A European Commission staff working document published on 14 July 2026 by the Joint Research Centre (JRC) projects that the EU population will peak at 453.3 million in 2029 and then decline to 398.8 million by 2100, driven by persistently low fertility and an ageing population. The document, SWD(2026)193, warns that the demographic shift will affect all Member States and sectors from labour markets to healthcare, with the working-age base shrinking and dependency ratios rising sharply.

The EU population stood at 450.6 million on 1 January 2025, up from 449.5 million a year earlier, with net migration offsetting negative natural change (more deaths than births) that has persisted since 2012. The median age reached 44.9 years in 2025 and is projected to hit 51.5 years by 2100, while the share of people aged 65 and over will grow from one-fifth to nearly one-third by mid-century. Life expectancy at birth was 81.5 years in 2024 (84.1 for women, 78.9 for men) and is projected to exceed 90 years for women and 86 for men by 2100. The total fertility rate (TFR) fell to 1.34 in 2024, well below the replacement level of 2.1, and live births dropped to 3.55 million in 2024 from 4.07 million in 2020. The old-age dependency ratio (people aged 65+ per 100 working-age people) was 34 in 2025, projected to exceed 50 in 13 Member States by 2050 and reach above 60 EU-wide by 2100.

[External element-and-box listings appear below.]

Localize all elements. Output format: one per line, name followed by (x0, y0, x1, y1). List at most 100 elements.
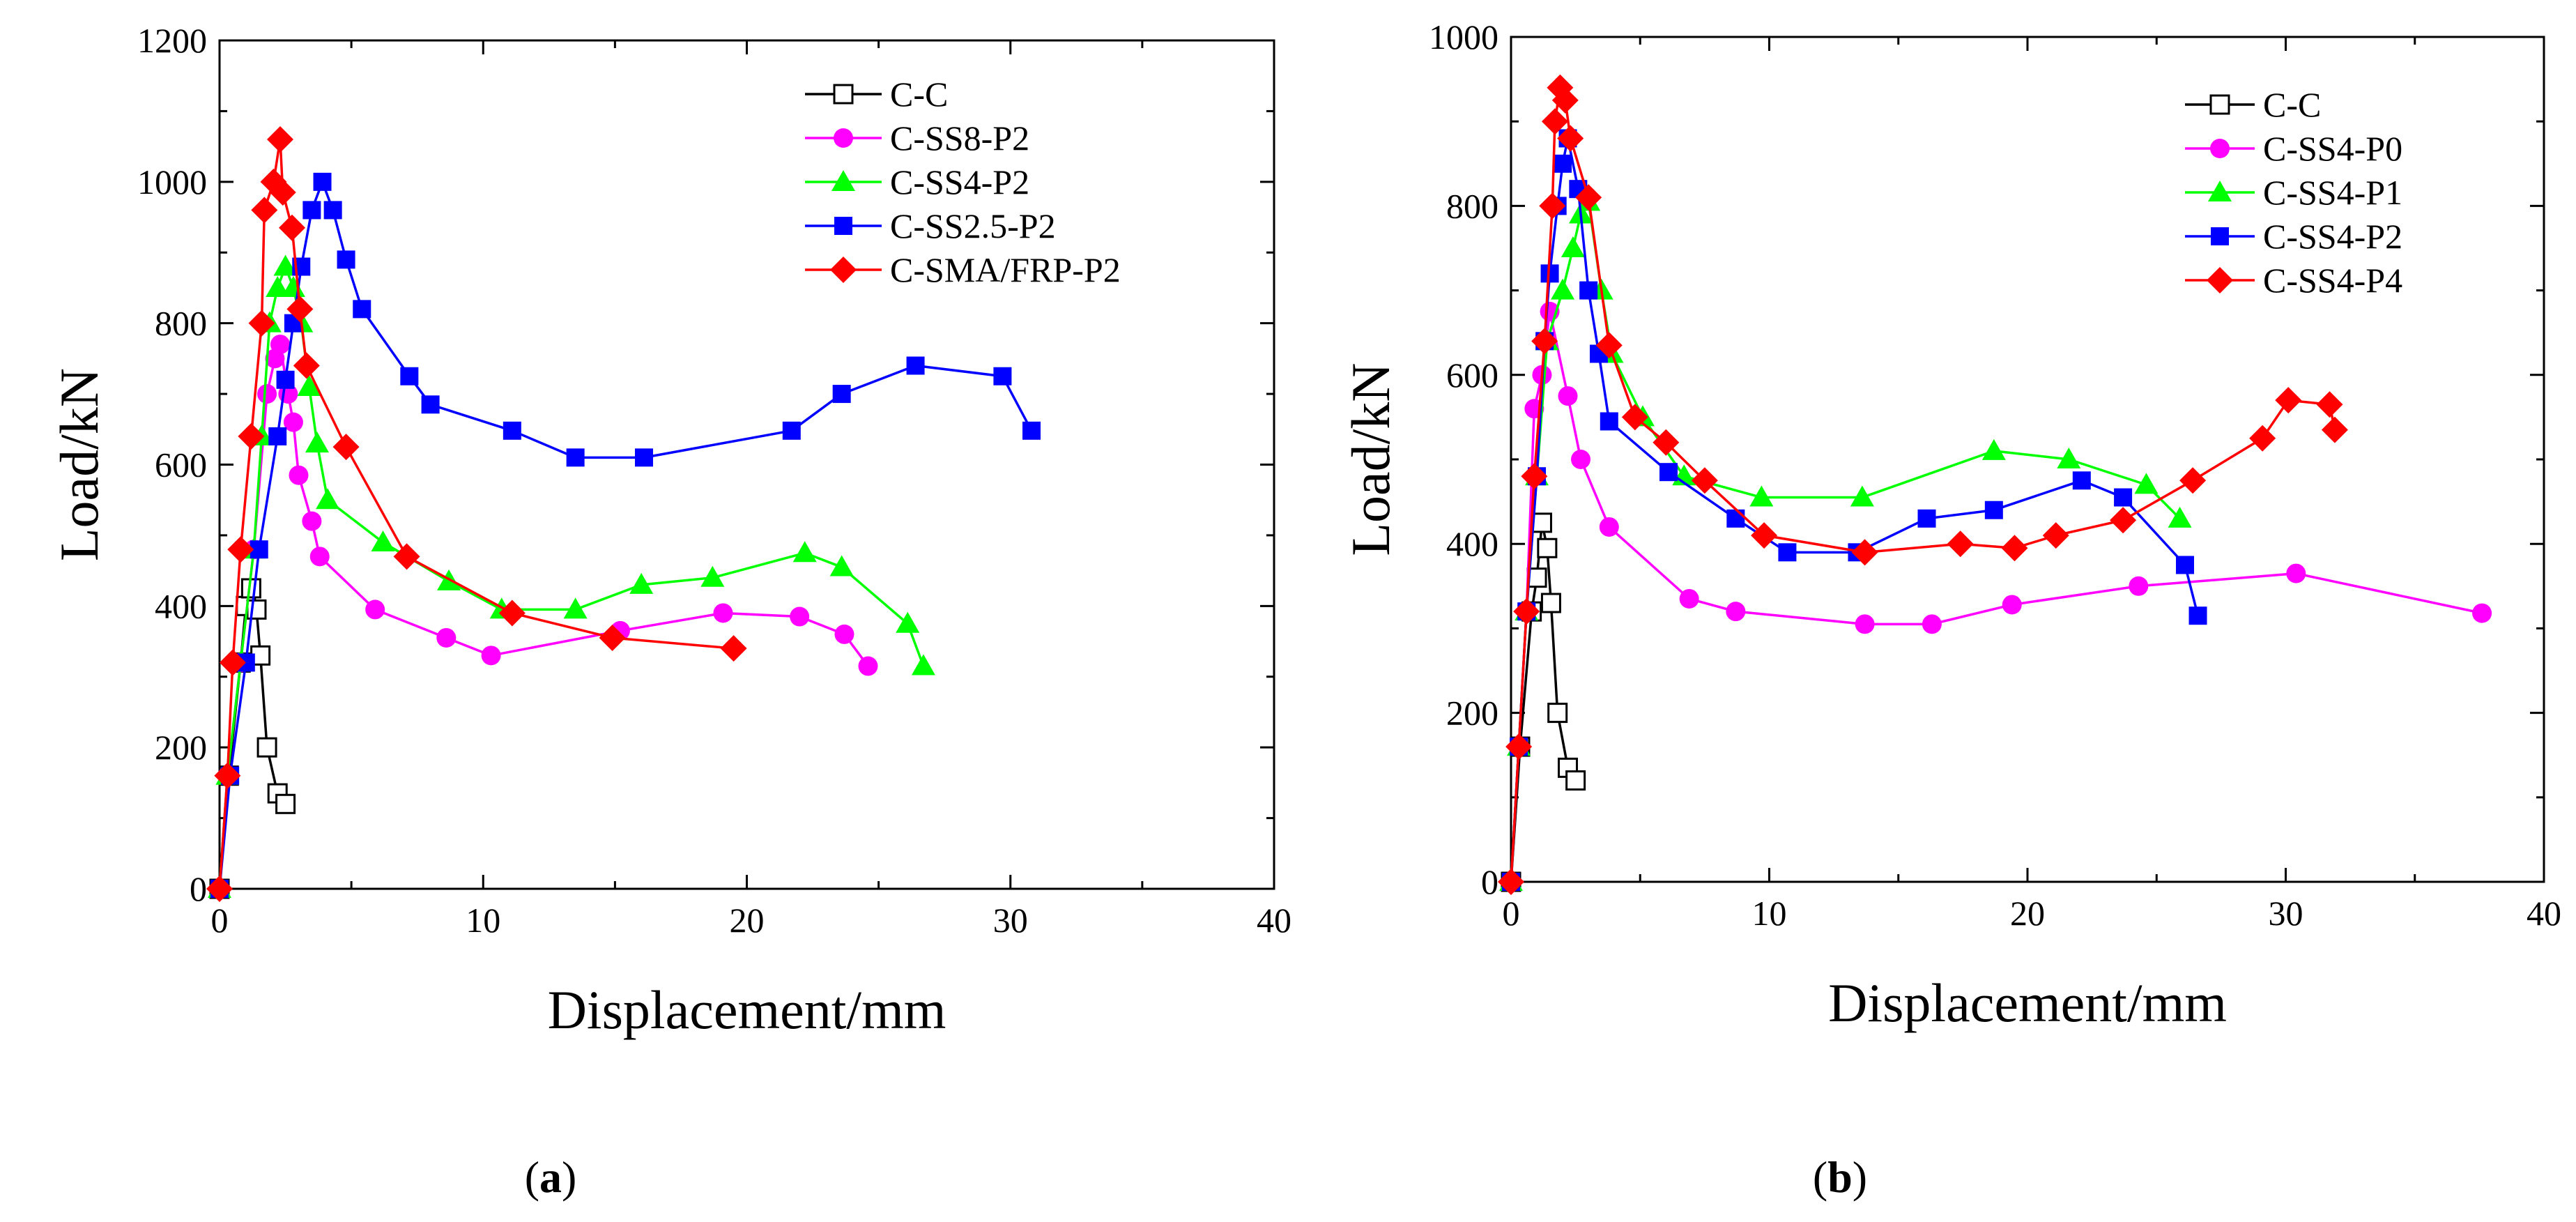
data-point (700, 565, 725, 587)
data-point (302, 201, 321, 220)
data-point (563, 597, 588, 619)
data-point (720, 635, 747, 662)
x-tick-label: 30 (993, 901, 1028, 940)
series-c-ss4-p4 (1498, 74, 2348, 895)
data-point (1599, 517, 1619, 537)
data-point (353, 300, 371, 319)
data-point (1498, 869, 1524, 895)
panel-label: (b) (1813, 1152, 1867, 1202)
data-point (906, 356, 925, 375)
data-point (1917, 509, 1936, 528)
data-point (2129, 576, 2149, 596)
x-tick-label: 10 (466, 901, 500, 940)
x-tick-label: 0 (211, 901, 229, 940)
data-point (332, 434, 360, 461)
y-tick-label: 600 (155, 445, 207, 484)
data-point (276, 370, 295, 389)
legend-marker (2209, 94, 2230, 115)
x-tick-label: 40 (1257, 901, 1291, 940)
legend-label: C-C (2263, 85, 2321, 124)
y-tick-label: 600 (1446, 356, 1498, 395)
data-point (1595, 332, 1623, 359)
data-point (1554, 154, 1572, 173)
data-point (286, 296, 314, 323)
x-tick-label: 0 (1503, 894, 1520, 933)
y-tick-label: 800 (155, 304, 207, 343)
series-line (1510, 200, 2181, 883)
y-tick-label: 1200 (137, 21, 207, 60)
x-axis-title: Displacement/mm (548, 979, 946, 1040)
y-axis-title: Load/kN (1340, 362, 1401, 556)
legend-marker (831, 170, 855, 191)
legend-marker (2211, 227, 2229, 245)
data-point (1653, 429, 1680, 456)
data-point (1922, 614, 1942, 634)
data-point (1778, 543, 1797, 562)
data-point (1521, 463, 1548, 490)
series-line (1510, 521, 1577, 883)
legend-label: C-SS4-P2 (890, 162, 1029, 201)
data-point (302, 511, 322, 531)
data-point (2042, 522, 2069, 549)
panel-label: (a) (525, 1152, 577, 1202)
panel-a: 0 10 20 30 40020040060080010001200Displaceme… (49, 21, 1291, 1202)
x-axis-title: Displacement/mm (1828, 972, 2227, 1033)
data-point (2472, 603, 2492, 623)
data-point (2168, 506, 2192, 528)
x-tick-label: 30 (2269, 894, 2303, 933)
legend-label: C-SS4-P2 (2263, 217, 2402, 256)
data-point (792, 541, 817, 563)
data-point (2179, 467, 2207, 494)
data-point (2321, 416, 2348, 443)
y-tick-label: 1000 (137, 162, 207, 201)
data-point (1557, 125, 1584, 152)
legend-label: C-SS8-P2 (890, 119, 1029, 158)
data-point (289, 465, 309, 485)
data-point (1022, 421, 1041, 440)
x-tick-label: 10 (1752, 894, 1787, 933)
x-tick-label: 20 (730, 901, 765, 940)
data-point (1571, 450, 1591, 469)
series-line (218, 138, 734, 889)
y-tick-label: 0 (190, 869, 207, 908)
series-line (1510, 86, 2336, 883)
data-point (1541, 108, 1568, 135)
data-point (248, 310, 275, 337)
data-point (1531, 328, 1558, 355)
data-point (219, 649, 246, 676)
series-c-ss4-p2 (208, 254, 935, 898)
data-point (421, 395, 440, 414)
data-point (275, 793, 296, 814)
data-point (1579, 281, 1598, 300)
data-point (266, 275, 290, 297)
legend-label: C-SMA/FRP-P2 (890, 250, 1121, 289)
data-point (896, 611, 920, 633)
data-point (790, 606, 810, 627)
y-axis-title: Load/kN (49, 368, 109, 561)
data-point (481, 646, 501, 666)
data-point (371, 530, 395, 552)
legend-label: C-SS2.5-P2 (890, 206, 1056, 245)
data-point (1726, 602, 1746, 622)
data-point (1981, 438, 2006, 460)
data-point (293, 352, 320, 379)
data-point (713, 603, 733, 623)
data-point (858, 656, 878, 676)
data-point (1659, 463, 1678, 482)
data-point (1551, 86, 1579, 114)
data-point (206, 876, 233, 902)
data-point (2316, 391, 2343, 418)
data-point (1539, 192, 1566, 220)
data-point (1679, 588, 1699, 609)
legend-marker (830, 257, 857, 283)
data-point (393, 543, 420, 570)
data-point (238, 422, 265, 450)
data-point (1540, 593, 1561, 613)
data-point (309, 547, 330, 567)
data-point (1561, 236, 1585, 257)
y-tick-label: 800 (1446, 186, 1498, 225)
data-point (2057, 448, 2081, 468)
data-point (1600, 412, 1618, 431)
y-tick-label: 400 (155, 586, 207, 625)
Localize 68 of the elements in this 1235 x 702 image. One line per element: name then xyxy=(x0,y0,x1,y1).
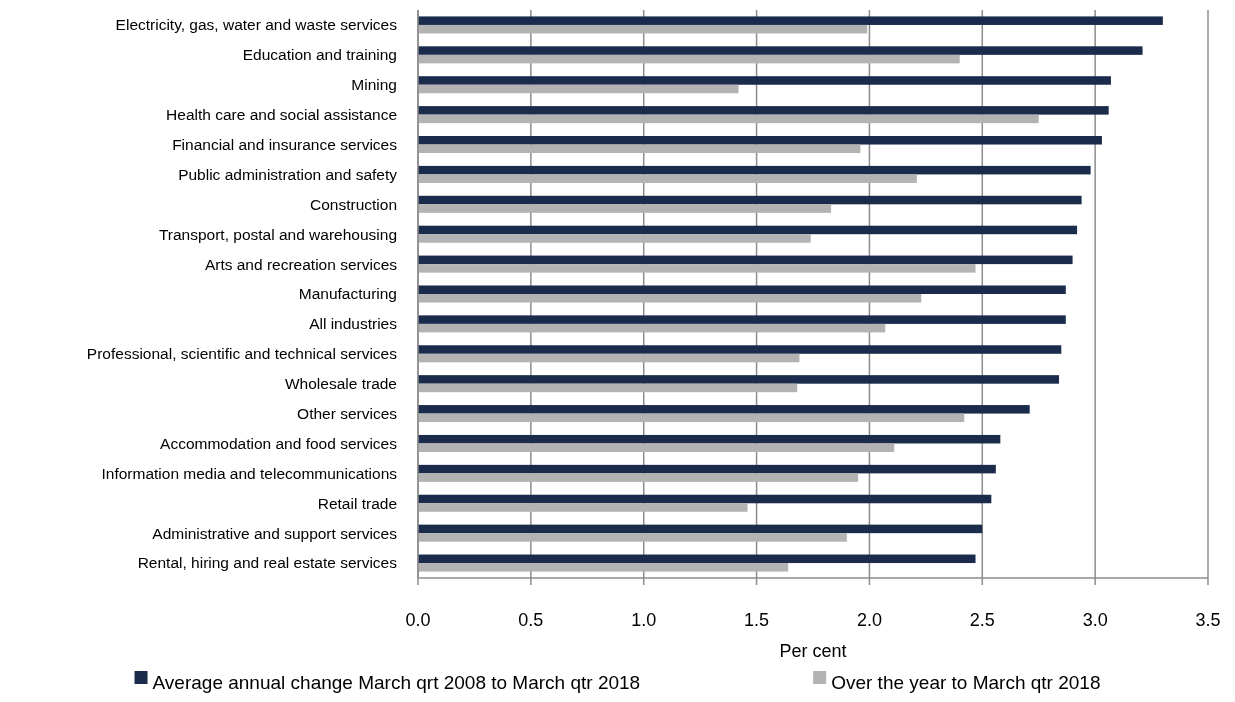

The document builds on several recent EU initiatives, including the Demography Toolbox adopted on 11 October 2023, the European Affordable Housing Plan of December 2025, the Intergenerational Fairness Strategy of March 2026, and the Anti-Poverty Strategy and Communication on breaking child poverty, both from May 2026. The JRC analysis underscores that the demographic transformation is irreversible in the medium term, requiring coordinated policy action across all Member States to adapt labour markets, pension systems, healthcare, and housing to an older and smaller population.

EU producers face a shrinking and ageing workforce, potentially increasing labour costs and prompting automation. EU consumers may experience higher taxes and reduced public services as the working-age population shrinks relative to dependents. National authorities will need to reform pension and healthcare systems to cope with rising old-age dependency ratios. EU regulatory bodies, including the Commission, will likely face pressure to propose further measures on migration, labour market integration, and intergenerational fairness to mitigate the economic and social consequences of demographic decline.

The working document is expected to inform upcoming Commission proposals on demography-related policies, with the European Parliament and Council likely to debate the implications for the EU's long-term budget, cohesion policy, and social agenda.